4 Risky Life Decisions Millionaires Made — But You Shouldn't
4 Risky Life Decisions Millionaires Made — But You Shouldn't
By Emily Guy Birken 19 June 2018
When you read about self-made millionaires and billionaires, it can often seem as if their success was an inevitable result of their tenacity and savvy decisions. But sometimes those choices are less savvy and more borderline irresponsible — and it would be foolhardy for most of us to try some of these stunts in our own lives. The stories of people going from rags to riches may be inspiring, but most of us need to remain practical.
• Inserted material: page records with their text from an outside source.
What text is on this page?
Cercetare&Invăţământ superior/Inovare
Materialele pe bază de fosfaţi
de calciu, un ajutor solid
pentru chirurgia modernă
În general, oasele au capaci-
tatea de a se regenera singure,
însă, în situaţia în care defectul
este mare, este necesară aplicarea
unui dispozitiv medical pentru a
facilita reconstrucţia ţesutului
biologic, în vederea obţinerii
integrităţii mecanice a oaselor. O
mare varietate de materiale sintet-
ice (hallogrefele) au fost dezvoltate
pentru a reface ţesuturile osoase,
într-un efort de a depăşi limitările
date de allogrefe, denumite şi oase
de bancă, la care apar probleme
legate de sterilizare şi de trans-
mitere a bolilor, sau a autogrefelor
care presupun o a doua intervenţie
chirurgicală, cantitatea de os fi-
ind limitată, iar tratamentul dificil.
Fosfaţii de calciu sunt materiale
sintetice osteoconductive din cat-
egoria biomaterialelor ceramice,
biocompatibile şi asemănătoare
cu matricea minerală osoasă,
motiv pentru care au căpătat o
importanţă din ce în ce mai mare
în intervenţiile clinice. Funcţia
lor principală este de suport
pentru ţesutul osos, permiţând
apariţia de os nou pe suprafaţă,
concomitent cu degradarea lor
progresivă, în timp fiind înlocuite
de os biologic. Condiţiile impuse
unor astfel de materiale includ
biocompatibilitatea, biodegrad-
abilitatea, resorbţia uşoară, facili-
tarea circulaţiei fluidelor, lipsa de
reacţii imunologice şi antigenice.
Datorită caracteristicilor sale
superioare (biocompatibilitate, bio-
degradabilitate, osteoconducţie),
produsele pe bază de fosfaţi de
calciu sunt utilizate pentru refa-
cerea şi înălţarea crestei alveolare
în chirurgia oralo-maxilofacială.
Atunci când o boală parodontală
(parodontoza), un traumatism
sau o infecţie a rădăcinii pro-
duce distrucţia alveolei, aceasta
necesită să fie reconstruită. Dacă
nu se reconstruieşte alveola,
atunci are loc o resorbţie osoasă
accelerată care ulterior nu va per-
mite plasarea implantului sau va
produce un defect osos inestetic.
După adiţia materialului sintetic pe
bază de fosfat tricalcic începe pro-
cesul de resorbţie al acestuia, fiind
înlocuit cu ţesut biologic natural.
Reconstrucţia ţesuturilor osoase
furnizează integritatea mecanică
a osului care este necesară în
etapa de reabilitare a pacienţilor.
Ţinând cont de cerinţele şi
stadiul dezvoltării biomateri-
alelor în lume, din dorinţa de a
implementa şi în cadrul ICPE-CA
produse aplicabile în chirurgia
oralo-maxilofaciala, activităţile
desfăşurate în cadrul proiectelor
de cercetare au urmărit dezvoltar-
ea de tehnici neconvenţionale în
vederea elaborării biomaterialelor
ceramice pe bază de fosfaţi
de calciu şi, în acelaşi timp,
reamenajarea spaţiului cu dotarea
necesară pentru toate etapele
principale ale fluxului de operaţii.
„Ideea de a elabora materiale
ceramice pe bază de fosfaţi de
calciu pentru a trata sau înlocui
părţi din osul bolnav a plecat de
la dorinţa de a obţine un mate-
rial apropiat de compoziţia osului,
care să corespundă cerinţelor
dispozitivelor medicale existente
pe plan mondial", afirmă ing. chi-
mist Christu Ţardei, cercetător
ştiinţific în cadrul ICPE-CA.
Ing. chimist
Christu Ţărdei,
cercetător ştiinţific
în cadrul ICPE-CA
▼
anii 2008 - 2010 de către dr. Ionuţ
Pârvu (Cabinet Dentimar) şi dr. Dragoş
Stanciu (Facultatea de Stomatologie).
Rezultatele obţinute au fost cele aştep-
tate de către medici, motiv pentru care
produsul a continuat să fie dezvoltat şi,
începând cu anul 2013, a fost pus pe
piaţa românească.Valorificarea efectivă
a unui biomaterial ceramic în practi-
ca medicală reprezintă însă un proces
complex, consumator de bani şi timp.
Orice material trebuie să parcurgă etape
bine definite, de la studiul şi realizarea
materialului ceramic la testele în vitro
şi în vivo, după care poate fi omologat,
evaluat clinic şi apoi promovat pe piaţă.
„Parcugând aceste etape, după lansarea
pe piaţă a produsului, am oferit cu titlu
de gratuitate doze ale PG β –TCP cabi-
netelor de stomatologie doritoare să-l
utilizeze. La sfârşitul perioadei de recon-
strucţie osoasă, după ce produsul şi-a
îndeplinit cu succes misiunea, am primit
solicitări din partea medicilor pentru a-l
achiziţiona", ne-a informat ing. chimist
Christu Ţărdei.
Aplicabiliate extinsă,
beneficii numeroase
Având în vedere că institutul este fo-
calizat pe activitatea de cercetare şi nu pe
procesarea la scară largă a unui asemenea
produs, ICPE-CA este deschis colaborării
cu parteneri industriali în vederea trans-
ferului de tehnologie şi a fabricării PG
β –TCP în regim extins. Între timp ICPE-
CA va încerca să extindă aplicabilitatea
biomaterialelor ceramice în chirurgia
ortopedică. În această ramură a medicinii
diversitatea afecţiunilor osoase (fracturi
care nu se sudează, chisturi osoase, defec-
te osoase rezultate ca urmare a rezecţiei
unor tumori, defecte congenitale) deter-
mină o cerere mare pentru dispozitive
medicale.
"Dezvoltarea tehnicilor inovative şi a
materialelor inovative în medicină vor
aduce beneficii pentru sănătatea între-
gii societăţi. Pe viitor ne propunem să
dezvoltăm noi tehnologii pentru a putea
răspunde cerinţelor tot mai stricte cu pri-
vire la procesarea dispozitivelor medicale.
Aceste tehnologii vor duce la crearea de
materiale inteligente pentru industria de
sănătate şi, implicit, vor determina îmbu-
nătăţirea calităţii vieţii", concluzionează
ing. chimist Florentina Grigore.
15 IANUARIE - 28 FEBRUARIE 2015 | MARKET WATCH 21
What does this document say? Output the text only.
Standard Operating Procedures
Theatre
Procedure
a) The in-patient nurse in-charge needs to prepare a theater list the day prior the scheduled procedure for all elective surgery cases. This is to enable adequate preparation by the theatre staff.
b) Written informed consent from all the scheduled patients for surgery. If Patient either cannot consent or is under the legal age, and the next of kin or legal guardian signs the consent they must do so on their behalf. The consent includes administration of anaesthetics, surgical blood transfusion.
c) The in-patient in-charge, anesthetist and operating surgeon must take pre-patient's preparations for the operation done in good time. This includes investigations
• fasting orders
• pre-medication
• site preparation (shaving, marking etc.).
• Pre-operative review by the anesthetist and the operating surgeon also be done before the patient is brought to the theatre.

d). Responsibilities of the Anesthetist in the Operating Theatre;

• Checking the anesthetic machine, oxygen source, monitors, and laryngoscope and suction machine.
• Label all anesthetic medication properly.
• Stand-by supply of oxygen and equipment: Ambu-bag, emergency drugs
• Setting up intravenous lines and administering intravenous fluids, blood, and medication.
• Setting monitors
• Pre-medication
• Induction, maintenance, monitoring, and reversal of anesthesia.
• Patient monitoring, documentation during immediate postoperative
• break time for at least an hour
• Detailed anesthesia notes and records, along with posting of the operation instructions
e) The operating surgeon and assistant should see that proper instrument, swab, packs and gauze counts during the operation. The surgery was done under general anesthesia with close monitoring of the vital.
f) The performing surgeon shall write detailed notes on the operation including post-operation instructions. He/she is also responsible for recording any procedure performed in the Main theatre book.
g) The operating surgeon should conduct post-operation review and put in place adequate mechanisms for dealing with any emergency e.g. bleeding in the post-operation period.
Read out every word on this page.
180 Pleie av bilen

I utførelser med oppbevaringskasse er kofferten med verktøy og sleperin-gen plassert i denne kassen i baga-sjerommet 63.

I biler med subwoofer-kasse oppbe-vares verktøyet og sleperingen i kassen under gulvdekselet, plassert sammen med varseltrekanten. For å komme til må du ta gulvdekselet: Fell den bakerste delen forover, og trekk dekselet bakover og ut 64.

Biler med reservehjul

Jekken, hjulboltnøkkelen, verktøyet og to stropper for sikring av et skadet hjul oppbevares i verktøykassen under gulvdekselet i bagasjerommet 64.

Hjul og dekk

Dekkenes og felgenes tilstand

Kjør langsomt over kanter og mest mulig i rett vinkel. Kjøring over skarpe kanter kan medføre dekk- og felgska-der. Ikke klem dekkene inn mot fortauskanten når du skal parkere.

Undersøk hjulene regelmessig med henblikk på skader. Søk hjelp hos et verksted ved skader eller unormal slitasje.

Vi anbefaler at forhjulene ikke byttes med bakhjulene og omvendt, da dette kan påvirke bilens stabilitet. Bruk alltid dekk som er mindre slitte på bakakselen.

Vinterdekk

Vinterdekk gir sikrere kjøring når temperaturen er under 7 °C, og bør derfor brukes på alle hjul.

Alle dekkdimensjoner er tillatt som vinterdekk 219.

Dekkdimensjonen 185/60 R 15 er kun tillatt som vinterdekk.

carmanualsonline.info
That's why you should avoid copying these four life decisions successful millionaires have made. (See also: 5 Bedtime Routines of Famous Financial Gurus)
Dropping out of high school
There are a number of hugely successful individuals who did not complete their high school educations, and it did nothing to stop them from reaching the top of their fields. For instance, Wendy's founder Dave Thomas, Tumblr developer David Karp, director Quentin Tarantino, and Virgin Atlantic founder Richard Branson all dropped out of high school and still went on to become multi-millionaires.
Yes, these millionaires were able to build wildly successful careers without completing their formal educations, but it's a mistake to assume that most people can emulate their irregular paths. To begin with, a worker without a high school diploma earns an average of $520 per week, according to the Bureau of Labor Statistics. Assuming a year of constant earning (which is not necessarily the case, as many workers without a diploma cannot count on steady employment), this works out to $27,040 annually.
Just completing high school means a bigger paycheck, as workers with a diploma earn a median weekly income of $712, or $37,024 per year. In addition, high school dropouts have the highest rate of unemployment in America at 6.5 percent. Workers with at least a high school diploma have an unemployment rate of 4.6 percent, while the national unemployment rate is 3.8 percent overall. Clearly, completing your high school education is one of the surest ways to ensure financial stability.
This is why Dave Thomas, the founder of Wendy's, earned his GED in 1993 at the age of 61. He described dropping out of high school as one of the worst mistakes of his life, and he did not want his subsequent success to encourage young people to quit school.
Putting your life savings into your business
From Elon Musk, who funneled the money that he earned from the sale of PayPal into Tesla and SpaceX, to Sara Blakely who put the $5,000 she had managed to save from her sales job into the business venture that became Spanx, there are a number of successful entrepreneurs who gambled their own funds on their business ideas.
Between these inspiring stories and the prevalence of such gambits working out in movies, it would be easy to assume that being willing to put your own money into a business venture is the secret to entrepreneurial success.